Sonntag, 5. Februar 2017

Spaß mit Synonymen


Slogan dieses ganz sicher herausragend anspruchsvollen Films: "Payback... the best form of revenge."
Auf dem Plakat für den deutschen Markt läse ich gern die Unterzeile "Rache ... die beste Form der Rache".

Donnerstag, 2. Februar 2017

Bekanntmachung

Liebe Leserinnen und Leser,

auch in diesem Monat werdet ihr an dieser Stelle kein einziges Wort über Fernbusse lesen. 

Danke für eure Aufmerksamkeit.
Euer Torsten

Mittwoch, 1. Februar 2017

Webcomics revisited

Es ist wie ein Fluch: Fast immer, wenn ich einen Webcomic empfehle, stellt dieser kurze Zeit später seine Updates ein. Zeit zu fragen: Was kann ich mir denn überhaupt noch ankucken für meine tägliche Dosis Comicspaß?

Endgültig beendet sind oder scheinen zu sein:

Completely Serious Comics
1111 Comics
Thoughtshake Comics
Doghouse Diaries
Gunshow
Abstruse Goose
Maneggs
Last Place Comics
Space Avalanche
Three Word Phrase
For Lack of a Better Comic

Mögen die Links all jene zum Archive-bingen einladen, die diese Serien nicht kennen.


Nur noch sporadisch neue Inhalte gibt es bei:

Amazing Super Powers
Safely Endangered
Two Guys and Guy
The Earth Explodes
Left-Handes Toons
Anyone for Rhubard? (wo es allerdings Anfang des Jahres ein kurzes Aufbäumen in Form der Reihe "Unimportant Moments in History" gab)
Moonbeard (Just heute erschien ein neuer Strip, juchhu!)

Von den Seiten, die ich vor sechseinhalb Jahren hier verlinkt habe, sind mittlerweile gänzlich verschwunden: White Ninja Comics (was SEHR traurig ist; wenigstens ein Buch, das ich einst kaufte, hält die Erinnerung wach), Plastic Brick Automaton (wir ganz Alten kennen es noch als "Lego Robot"), Truck Bearing Kibble.
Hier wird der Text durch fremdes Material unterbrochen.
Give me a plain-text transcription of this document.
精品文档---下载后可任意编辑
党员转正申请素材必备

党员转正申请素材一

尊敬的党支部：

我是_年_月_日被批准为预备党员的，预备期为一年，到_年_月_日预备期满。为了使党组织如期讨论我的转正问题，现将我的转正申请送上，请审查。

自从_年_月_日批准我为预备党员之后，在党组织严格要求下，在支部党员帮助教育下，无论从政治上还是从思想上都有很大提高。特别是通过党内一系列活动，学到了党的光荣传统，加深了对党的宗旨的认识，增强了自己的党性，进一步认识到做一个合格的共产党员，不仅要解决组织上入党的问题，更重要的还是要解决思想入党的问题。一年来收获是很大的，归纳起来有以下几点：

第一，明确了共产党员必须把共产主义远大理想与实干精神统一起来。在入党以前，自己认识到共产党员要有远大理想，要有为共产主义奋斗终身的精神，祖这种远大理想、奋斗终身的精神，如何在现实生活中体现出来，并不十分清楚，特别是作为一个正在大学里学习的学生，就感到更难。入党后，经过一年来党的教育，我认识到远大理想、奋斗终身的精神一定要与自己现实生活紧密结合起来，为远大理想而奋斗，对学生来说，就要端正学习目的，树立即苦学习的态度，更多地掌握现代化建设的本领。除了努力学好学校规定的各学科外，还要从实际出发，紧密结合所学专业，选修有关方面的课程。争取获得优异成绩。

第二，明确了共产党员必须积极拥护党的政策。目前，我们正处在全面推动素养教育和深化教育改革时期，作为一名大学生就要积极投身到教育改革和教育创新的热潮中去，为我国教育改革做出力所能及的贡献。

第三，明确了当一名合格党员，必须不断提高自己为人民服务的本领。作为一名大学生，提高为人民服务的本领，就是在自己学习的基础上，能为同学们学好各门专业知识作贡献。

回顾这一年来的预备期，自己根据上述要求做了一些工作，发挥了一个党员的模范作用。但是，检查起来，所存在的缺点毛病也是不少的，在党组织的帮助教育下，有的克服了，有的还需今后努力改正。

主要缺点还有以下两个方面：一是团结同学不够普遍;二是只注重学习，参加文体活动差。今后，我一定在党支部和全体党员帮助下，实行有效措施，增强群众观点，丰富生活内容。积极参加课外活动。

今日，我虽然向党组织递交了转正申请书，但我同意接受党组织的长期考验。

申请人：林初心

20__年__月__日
Zuverlässig frischen Stoff liefern:
Poorly Drawn Lines (Montag, Mittwoch, Freitag)
Optipess (mindestens 1x pro Woche)
xkcd (Montag, Mittwoch, Freitag)
Cyanide & Happiness (täglich)
SMBC (täglich)
The Gentleman's Armchair ("wheneverly")
Extra Fabulous Comics (durchschnittlich 1x pro Woche, seit einiger Zeit übrigens mit "stylistic suck")
Owlturd Comix (mehrmals pro Woche)
Loading Artist (durchschnittlich 1x pro Woche)
Toothpaste for Dinner (täglich)
Invisible Bread ("every Tuesday and Thursday and sometimes Wednesday")
Channelate (mindestens 1x pro Woche)
Buttersafe (Dienstag & Donnerstag)
Chainsawsuit (mehrmals pro Woche)
Mr. Lovenstein (mehrmals pro Woche)

Wer mir weitere Empfehlungen empfehlen mag, möge sie mir via Kommentarfunktion empfehlen!